I have a rather large mysql table, about 30M rows, 6 columns, about 2gb when loaded into memory.
I work with both python and R. In R, I can load the table into memory, and it takes about 90 seconds. But in python, it takes 40 minutes.
I tried this with both sqlalchemy and simple pymysql. The code is simple, for example with sqlalchemy:
db_engine = sqlalchemy.create_engine("mysql+pymysql://user: pass@host /database") cnx = db_engine.connect() table = pd.read_sql('select * from my_table',cnx) cnx.close()
Without sqlalchemy:
cnx = mysql.connector.connect(**db_details) cursor = cnx.cursor() cursor.execute('select * from my_table') table = pd.DataFrame(data=list(cursor),columns = cursor.column_names) cnx.close()
In any case, it is much, much slower than R, which does not make much sense to me. Why is this, and is there a way to speed it up? He will even hack.

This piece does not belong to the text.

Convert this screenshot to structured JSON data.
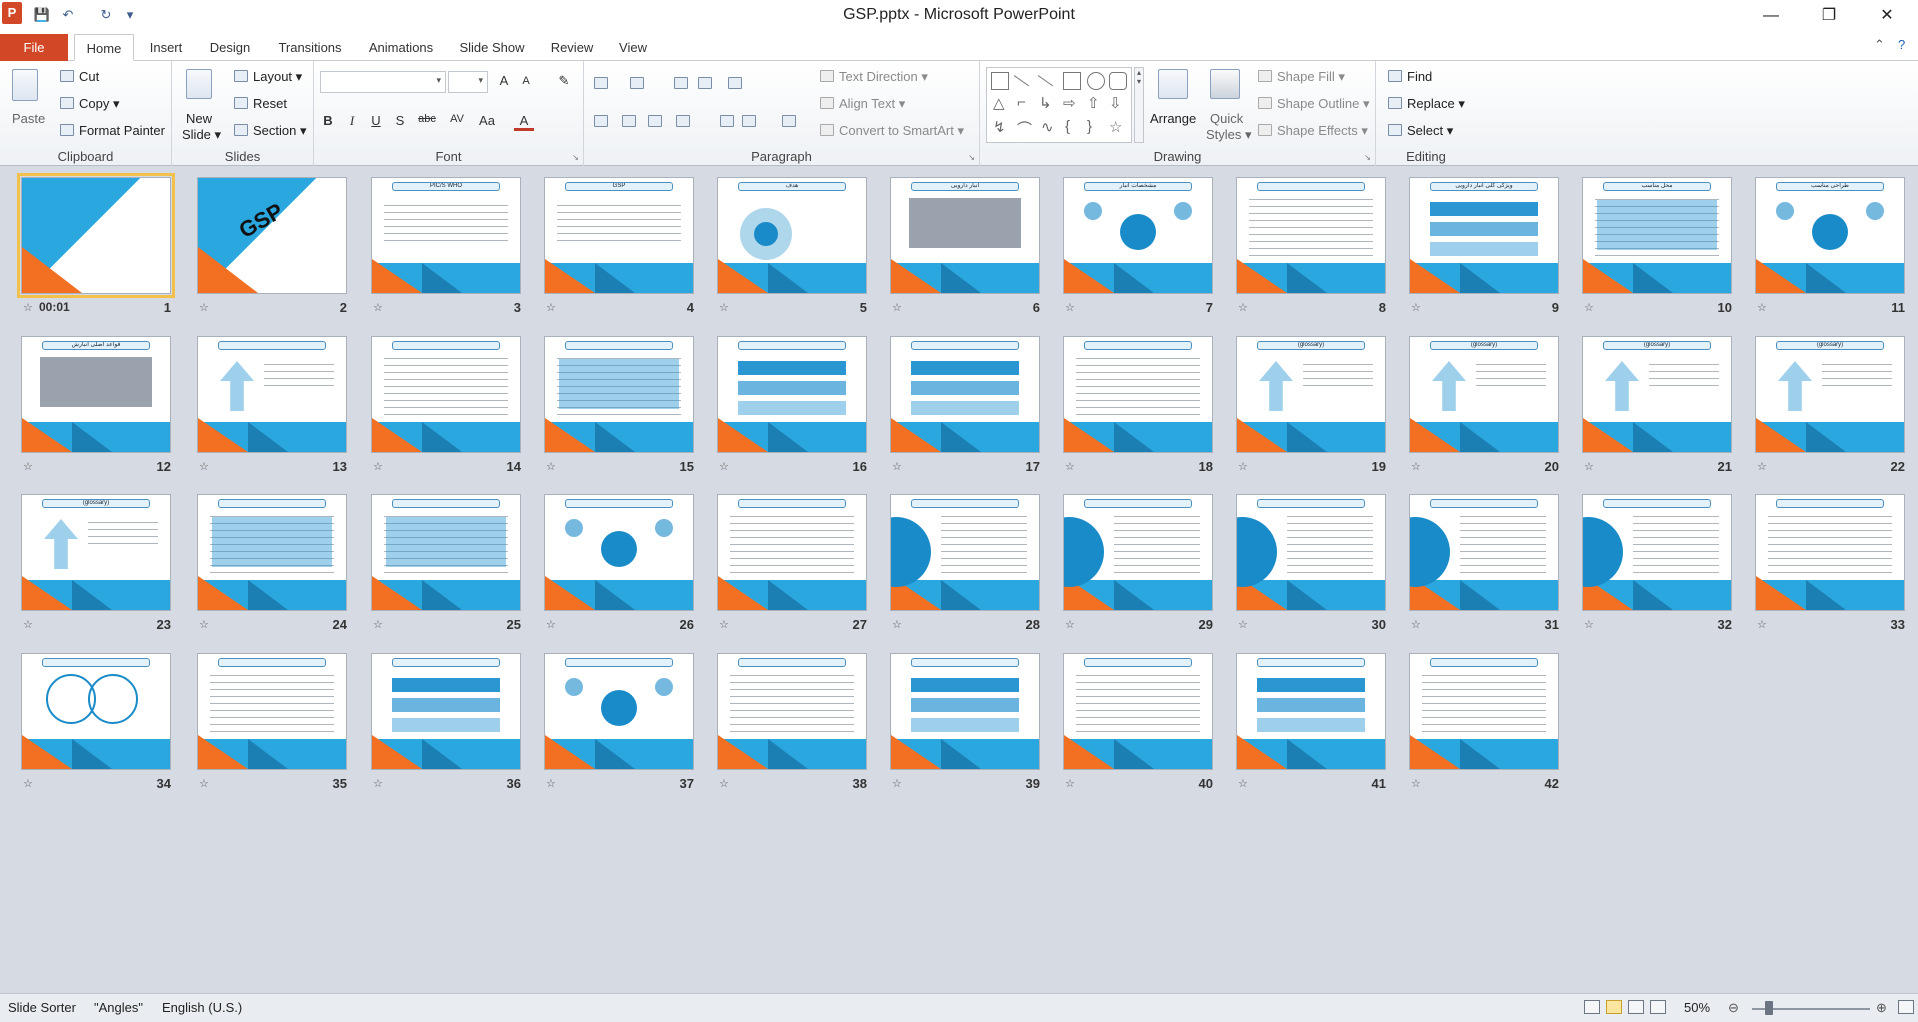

To add, pandas has nothing to do with this for so long. In the second code snippet, if I just return list(cursor) instead of putting it in
In the editor: The database runs on the same computer as R / Python, so everything should be the same in terms of bandwidth.
In R, I use DBI, and the R code that I use is (mostly):
require(DBI) cnx <- dbConnect(dbDriver("MySQL"),dbname="database",username="user",password="pass",host="host") table <- dbGetQuery(cnx,"select * from my_table")
******** RESOLVED (BRIDGE) ********
Thanks to the helpful comments, especially from @roganjosh, it seems that the problem is that the mysql connector is written in python by default and not in C, which makes it very slow. The solution is to use MySQLdb , which is a native C connector.
In my particular installation running python 3 with anaconda, this was not possible because MySQLdb is only supported in python 2. However, for python 3, there is a MySQLdb implementation called mysqlclient .
Using this implementation, the time now is about 5 minutes to read the entire table, not as fast as R, but much less than 40 or so what it was before.